President & Vice-Chancellor Lloyd Axworthy

Let the healing begin in Sri Lanka

The Globe and Mail
May 21, 2009

Lloyd Axworthy & Allan Rock

The government must open up the country to aid workers and seek a lasting peace with the Tamils

The cessation of the fighting in Sri Lanka marks the welcome end of a prolonged and brutal war. But it also creates two issues of immediate concern.

The first is the critical plight of the hundreds of thousands of civilians in the north and east of the country who have been victimized by the conflict.

The international community failed them during the fighting by falling short of its commitments under the Responsibility to Protect doctrine. It must not fail them again by leaving them to the tender mercies of a government that has been prepared to sacrifice civilians to gain military advantage.

Those stranded in makeshift camps for the displaced are in dire need of food, shelter and medical attention. Many have been displaced more than once, having fled the conflict in desperation only to find that it followed them. They are now far from home and left with nothing. It will require a sustained and organized effort to resettle them safely.

Many more have also been brutalized by one or both sides in the conflict, held by force and against their will as human shields by the ruthless Tamil Tigers and/or targeted by the indiscriminate shelling of government forces.
Now that the hostilities have ended, the Sri Lankan government must open up the country to international humanitarian workers to help domestic agencies deliver the aid that is urgently needed. Access must also be permitted to international human-rights monitors to assure that a world with every reason to be suspicious that the rights of Tamils will be respected.

The second issue is whether a government fresh from its victory in the field will take the high road and seek a lasting peace, or simply pretend that a military victory has solved the nation's problems. The defeat of the Tigers brings the possibility of a new beginning. Can a durable peace rise from the ashes left from decades of conflict? The answer depends on the willingness of the parties to accommodate their differences and on the openness of the Sinhalese majority to confront at long last the deep sense of grievance and inequality felt in the Tamil community.

Although making up 18 per cent of the population, Tamils have long been denied full participation in the nation's life. Diminished access to education and advancement, starkly lower levels of economic status and linguistic and other barriers (very few of the police and security forces even speak their language) have meant that the Tamil community has long felt on the outside looking in.

There have been periodic efforts by the international community to facilitate an accommodation, as when the Canadian NGO Forum of the Federations, led by former Ontario premier Bob Rae, advocated province-like status for a Tamil territory, with decentralized authority over matters of local jurisdiction. That effort foundered when there proved to be too little political support for the structural changes that were needed.

There was also a Norwegian-brokered peace accord in 2002 that promised the recognition of minority rights. It too fell apart when both parties proved more intent on seeking a battlefield victory than a political solution.
The Sri Lankan government must not assume that its military success means that the national fault lines have been healed. If a lasting peace is to be achieved, Tamil grievances must be addressed. A form of “truth and reconciliation” process, adapted to the culture and circumstances of Sri Lanka, might also create a more constructive atmosphere.

The international community, through the United Nations and influential donor countries, must encourage a process to achieve a new beginning, or run the risk of watching Sri Lanka consumed by decades more of instability and violence.

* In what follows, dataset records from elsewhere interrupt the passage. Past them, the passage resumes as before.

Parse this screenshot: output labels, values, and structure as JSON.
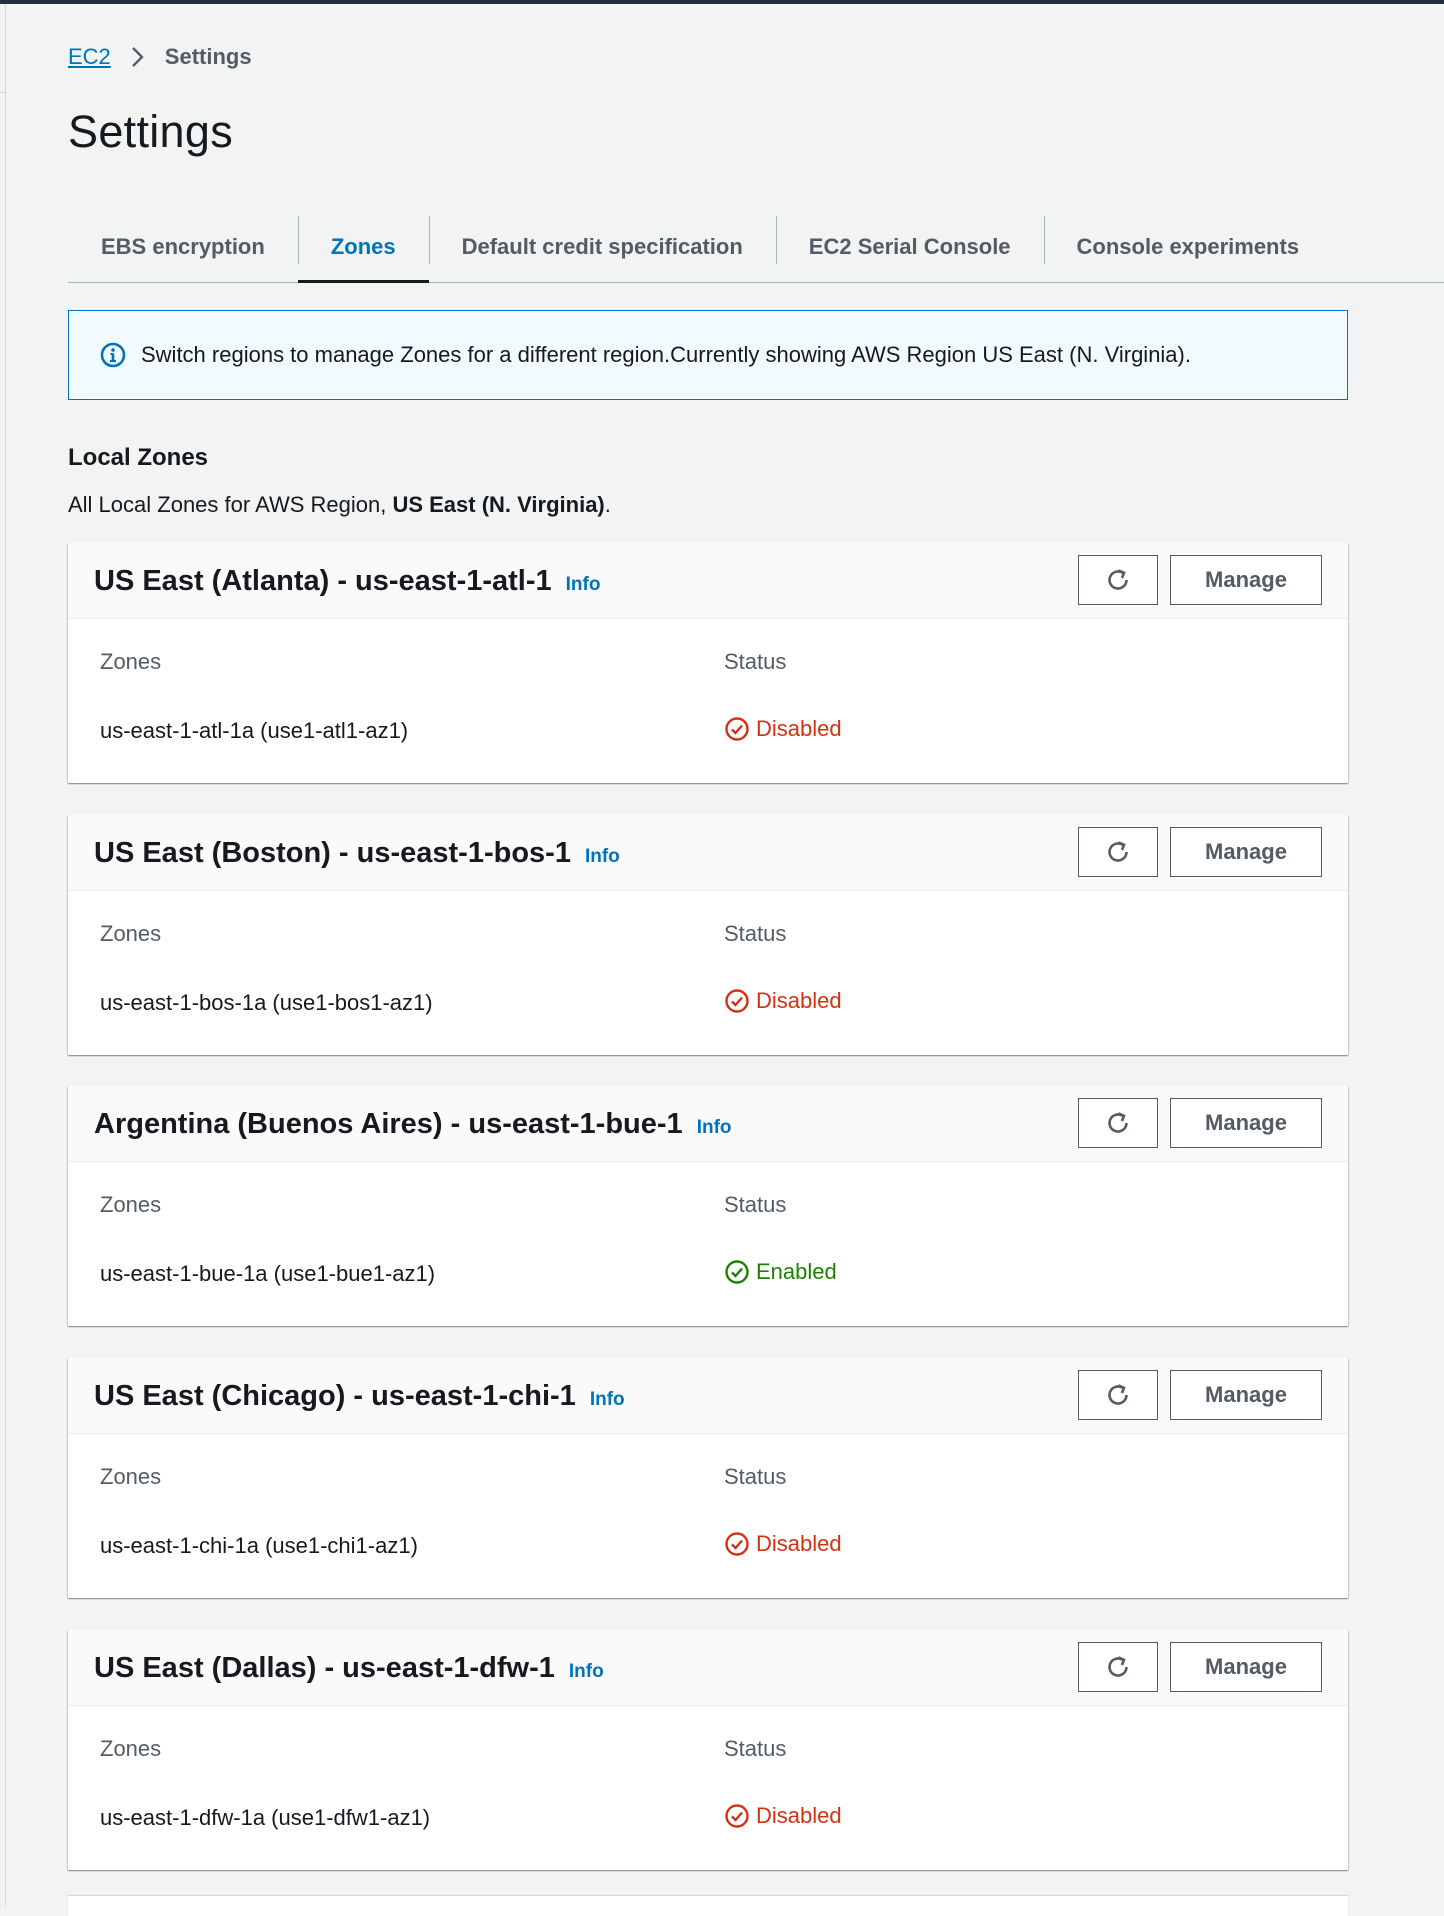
{
  "breadcrumb": {
    "root": "EC2",
    "current": "Settings"
  },
  "page_title": "Settings",
  "tabs": [
    {
      "label": "EBS encryption",
      "active": false
    },
    {
      "label": "Zones",
      "active": true
    },
    {
      "label": "Default credit specification",
      "active": false
    },
    {
      "label": "EC2 Serial Console",
      "active": false
    },
    {
      "label": "Console experiments",
      "active": false
    }
  ],
  "info_banner": {
    "text": "Switch regions to manage Zones for a different region.Currently showing AWS Region US East (N. Virginia)."
  },
  "local_zones": {
    "title": "Local Zones",
    "desc_prefix": "All Local Zones for AWS Region, ",
    "desc_region": "US East (N. Virginia)",
    "desc_suffix": "."
  },
  "labels": {
    "info": "Info",
    "manage": "Manage",
    "zones_col": "Zones",
    "status_col": "Status"
  },
  "groups": [
    {
      "title": "US East (Atlanta) - us-east-1-atl-1",
      "zone": "us-east-1-atl-1a (use1-atl1-az1)",
      "status": "Disabled"
    },
    {
      "title": "US East (Boston) - us-east-1-bos-1",
      "zone": "us-east-1-bos-1a (use1-bos1-az1)",
      "status": "Disabled"
    },
    {
      "title": "Argentina (Buenos Aires) - us-east-1-bue-1",
      "zone": "us-east-1-bue-1a (use1-bue1-az1)",
      "status": "Enabled"
    },
    {
      "title": "US East (Chicago) - us-east-1-chi-1",
      "zone": "us-east-1-chi-1a (use1-chi1-az1)",
      "status": "Disabled"
    },
    {
      "title": "US East (Dallas) - us-east-1-dfw-1",
      "zone": "us-east-1-dfw-1a (use1-dfw1-az1)",
      "status": "Disabled"
    }
  ],
  "colors": {
    "link": "#0073bb",
    "disabled": "#d13212",
    "enabled": "#1d8102",
    "topbar": "#232f3e"
  }
}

The Harper government has consistently urged restraint in recent months upon the hawkish elements in Colombo. For this reason, it is well positioned to encourage the Sri Lankan government to use this historic moment to seek national accommodation. Our large population of Sri Lankan heritage, our skill in devising processes to recognize linguistic and other minority rights and our deep commitment to the peaceful resolution of conflicts make us an ideal candidate for a leading role in a “contact group” of like-minded states that might be formed to encourage and support parties weary of war to create a better future for the next generation.

In this way, Canada can help to ensure that the international community both monitors the way in which the civilian survivors of this war are cared for and returned home and encourages the parties to the conflict to find long-term solutions for their differences.

Lloyd Axworthy is president of the University of Winnipeg and a former Canadian foreign minister. Allan Rock is president of the University of Ottawa and a former special adviser to the United Nations on Sri Lanka.